Patients and doctors are more likely to contact the FDA when they have a bad reaction to a new drug than for something that has been on the market for a long time, he said. In addition, women using the patch are likely to either be new to hormonal birth control or have reacted poorly to the pill and are looking for a change. The result is that the pool of women using the patch are at higher risk than birth control users at large.

He tells patients, “If you can use a pill safely, you can use a patch safely, and we’re going to know a lot more later as more women use patches,” he said.

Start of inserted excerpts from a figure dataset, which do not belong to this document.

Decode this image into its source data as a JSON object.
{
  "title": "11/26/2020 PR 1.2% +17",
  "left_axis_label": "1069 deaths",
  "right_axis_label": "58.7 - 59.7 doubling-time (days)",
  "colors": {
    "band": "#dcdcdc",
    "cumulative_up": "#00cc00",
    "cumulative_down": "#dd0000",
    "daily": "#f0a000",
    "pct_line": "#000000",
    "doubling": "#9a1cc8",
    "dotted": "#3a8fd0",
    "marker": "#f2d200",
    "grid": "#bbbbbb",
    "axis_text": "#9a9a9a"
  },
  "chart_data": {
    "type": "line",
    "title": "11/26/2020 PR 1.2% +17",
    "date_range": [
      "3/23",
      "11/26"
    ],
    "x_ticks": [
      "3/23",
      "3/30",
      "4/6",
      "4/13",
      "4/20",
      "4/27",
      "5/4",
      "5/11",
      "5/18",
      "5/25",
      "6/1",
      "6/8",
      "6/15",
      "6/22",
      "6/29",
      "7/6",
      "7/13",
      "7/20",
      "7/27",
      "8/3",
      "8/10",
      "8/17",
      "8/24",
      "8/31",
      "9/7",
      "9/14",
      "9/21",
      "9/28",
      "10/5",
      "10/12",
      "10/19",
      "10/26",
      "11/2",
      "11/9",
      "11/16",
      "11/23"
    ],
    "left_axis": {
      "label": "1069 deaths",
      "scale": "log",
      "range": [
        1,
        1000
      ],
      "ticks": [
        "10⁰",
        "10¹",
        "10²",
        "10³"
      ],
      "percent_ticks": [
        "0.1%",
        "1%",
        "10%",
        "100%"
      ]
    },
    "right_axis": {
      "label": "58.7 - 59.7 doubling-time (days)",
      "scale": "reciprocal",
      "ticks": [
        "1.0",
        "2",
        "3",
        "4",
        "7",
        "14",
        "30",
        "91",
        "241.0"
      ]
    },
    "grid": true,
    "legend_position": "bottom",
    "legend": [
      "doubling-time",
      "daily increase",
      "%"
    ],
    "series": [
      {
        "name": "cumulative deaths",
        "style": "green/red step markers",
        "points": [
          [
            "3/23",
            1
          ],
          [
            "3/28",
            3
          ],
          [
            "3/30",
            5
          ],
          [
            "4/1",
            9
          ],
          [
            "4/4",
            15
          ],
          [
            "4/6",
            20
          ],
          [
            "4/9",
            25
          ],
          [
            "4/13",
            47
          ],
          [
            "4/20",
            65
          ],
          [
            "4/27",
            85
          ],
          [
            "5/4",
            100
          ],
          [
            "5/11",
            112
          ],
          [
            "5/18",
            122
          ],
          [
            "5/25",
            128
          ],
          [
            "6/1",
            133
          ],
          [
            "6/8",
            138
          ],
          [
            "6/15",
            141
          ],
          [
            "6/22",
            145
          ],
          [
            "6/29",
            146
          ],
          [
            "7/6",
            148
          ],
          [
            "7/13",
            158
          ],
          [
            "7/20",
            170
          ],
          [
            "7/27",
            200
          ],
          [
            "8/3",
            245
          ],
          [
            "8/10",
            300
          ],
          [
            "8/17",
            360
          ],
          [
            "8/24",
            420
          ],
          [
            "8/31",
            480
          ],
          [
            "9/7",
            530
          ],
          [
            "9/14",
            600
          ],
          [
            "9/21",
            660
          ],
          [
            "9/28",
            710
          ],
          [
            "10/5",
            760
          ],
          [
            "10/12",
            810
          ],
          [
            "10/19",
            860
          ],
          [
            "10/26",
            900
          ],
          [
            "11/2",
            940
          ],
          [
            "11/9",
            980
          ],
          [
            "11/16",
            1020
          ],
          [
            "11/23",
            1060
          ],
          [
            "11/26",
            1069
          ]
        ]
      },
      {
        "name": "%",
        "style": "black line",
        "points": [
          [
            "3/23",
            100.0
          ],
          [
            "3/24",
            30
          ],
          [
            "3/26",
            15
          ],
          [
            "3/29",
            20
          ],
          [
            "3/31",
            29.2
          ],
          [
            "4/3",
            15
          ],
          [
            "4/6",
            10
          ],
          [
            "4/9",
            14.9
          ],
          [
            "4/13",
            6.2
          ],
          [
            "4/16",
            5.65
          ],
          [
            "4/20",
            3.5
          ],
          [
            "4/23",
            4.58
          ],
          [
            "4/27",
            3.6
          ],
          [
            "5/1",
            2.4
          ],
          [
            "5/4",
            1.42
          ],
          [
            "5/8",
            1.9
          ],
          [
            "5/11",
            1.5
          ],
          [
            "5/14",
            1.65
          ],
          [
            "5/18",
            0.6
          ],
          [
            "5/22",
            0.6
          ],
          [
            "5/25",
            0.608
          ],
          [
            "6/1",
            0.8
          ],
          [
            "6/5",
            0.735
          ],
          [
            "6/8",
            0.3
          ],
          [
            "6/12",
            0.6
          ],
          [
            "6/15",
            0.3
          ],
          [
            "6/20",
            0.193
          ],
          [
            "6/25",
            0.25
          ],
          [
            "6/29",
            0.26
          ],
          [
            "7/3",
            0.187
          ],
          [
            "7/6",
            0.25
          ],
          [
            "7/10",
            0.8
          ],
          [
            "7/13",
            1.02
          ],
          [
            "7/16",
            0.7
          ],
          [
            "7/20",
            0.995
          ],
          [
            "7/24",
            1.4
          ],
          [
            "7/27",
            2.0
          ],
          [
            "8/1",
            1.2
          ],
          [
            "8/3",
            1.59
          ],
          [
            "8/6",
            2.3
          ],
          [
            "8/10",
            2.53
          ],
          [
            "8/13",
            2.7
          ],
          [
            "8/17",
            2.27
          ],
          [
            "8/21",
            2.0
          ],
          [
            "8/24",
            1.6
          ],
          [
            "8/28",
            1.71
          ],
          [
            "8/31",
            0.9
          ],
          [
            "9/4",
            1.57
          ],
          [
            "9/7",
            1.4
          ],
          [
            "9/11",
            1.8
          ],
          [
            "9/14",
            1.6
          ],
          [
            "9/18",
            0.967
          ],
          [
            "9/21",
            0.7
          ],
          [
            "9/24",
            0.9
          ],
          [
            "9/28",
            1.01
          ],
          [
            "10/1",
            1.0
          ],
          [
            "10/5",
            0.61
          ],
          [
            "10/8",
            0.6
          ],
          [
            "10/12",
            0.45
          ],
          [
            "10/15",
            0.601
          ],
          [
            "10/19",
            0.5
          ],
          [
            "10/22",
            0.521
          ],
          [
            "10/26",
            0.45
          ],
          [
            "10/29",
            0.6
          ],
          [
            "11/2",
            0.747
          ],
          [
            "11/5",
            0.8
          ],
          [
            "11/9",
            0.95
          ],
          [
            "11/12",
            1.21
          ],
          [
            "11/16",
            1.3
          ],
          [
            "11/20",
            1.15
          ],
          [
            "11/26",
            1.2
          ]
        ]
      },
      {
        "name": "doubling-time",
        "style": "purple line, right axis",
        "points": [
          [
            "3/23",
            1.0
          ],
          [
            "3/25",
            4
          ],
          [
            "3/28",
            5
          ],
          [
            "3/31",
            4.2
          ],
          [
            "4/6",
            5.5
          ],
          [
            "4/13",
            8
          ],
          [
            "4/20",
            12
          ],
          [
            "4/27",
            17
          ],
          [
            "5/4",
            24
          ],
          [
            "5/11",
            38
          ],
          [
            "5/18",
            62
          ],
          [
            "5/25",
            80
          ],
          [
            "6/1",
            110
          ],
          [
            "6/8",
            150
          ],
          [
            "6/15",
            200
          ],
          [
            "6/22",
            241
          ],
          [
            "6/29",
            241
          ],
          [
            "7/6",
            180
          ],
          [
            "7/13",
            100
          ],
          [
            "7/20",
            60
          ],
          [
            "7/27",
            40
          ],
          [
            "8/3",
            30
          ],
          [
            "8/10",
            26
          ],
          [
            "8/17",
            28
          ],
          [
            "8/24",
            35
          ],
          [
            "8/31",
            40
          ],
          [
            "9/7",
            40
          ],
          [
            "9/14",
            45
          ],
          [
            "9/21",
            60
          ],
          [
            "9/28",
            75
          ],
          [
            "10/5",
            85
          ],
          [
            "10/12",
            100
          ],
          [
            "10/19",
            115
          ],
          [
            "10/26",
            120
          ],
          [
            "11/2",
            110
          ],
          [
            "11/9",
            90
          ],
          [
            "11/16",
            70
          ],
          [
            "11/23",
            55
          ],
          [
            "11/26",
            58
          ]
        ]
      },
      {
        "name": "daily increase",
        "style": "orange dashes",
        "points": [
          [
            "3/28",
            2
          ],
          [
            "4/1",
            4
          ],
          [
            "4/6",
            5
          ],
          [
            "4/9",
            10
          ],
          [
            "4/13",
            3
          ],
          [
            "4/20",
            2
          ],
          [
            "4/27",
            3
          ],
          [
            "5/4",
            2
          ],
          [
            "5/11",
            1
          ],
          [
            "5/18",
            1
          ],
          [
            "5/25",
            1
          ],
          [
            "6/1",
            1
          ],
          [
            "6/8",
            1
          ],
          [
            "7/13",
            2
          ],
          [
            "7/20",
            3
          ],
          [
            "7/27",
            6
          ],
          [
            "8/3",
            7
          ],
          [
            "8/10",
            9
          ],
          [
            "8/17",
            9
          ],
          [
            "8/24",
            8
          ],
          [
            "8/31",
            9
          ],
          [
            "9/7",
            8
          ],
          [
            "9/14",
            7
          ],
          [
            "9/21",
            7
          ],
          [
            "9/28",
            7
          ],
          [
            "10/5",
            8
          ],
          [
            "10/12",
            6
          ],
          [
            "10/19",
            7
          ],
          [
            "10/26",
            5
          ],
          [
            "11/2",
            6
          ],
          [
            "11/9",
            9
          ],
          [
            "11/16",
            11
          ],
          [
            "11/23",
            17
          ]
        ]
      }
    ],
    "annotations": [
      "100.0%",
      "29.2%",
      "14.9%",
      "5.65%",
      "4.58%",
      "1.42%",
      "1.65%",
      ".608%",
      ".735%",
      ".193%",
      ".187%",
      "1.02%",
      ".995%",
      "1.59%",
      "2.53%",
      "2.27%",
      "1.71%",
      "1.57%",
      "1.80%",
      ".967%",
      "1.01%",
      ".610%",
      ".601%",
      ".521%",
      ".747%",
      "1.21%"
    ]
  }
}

Ortho McNeil recommended that the AP speak to two doctors, Dr. Hilda Hutcherson, co-director of the NY Center for Women’s Sexual Health and a professor at Columbia University Medical Center, and Dr. Vanessa Cullins, vice president of medical affairs at Planned Parenthood Federation of America. Both doctors have served in the past as paid advisers to Ortho McNeil.

Hutcherson said the risks of blood clots from hormones are well known, and that “what has happened with the patch is consistent.”

Cullins said she did her own comparison of data for the pill and patch and found the patch is safer than expected.

“My research was to determine whether or not the expected number of deaths from the pill was lower than what was seen with the number of deaths reported with Ortho Evra. I found the opposite,” said Cullins, who has done research, consulted for and been a speaker for Ortho McNeil and other drug companies.

Cullins said she reviewed the deaths looking at “women years” rather than current users. Women years is a measure that takes into account that different people use a particular contraceptive for different periods of time. For example, if three women each used a patch for four months, that would count as one woman year rather than three current users.

Cullins reviewed patch users from 2002, when the patch came on the market, until late 2003. For that period, Cullins said she would have expected 22 deaths and found only 6.

The AP reviewed the deaths looking at both women years and current users, but used more recent data, focusing on 2004 when the patch had been much more widely adopted.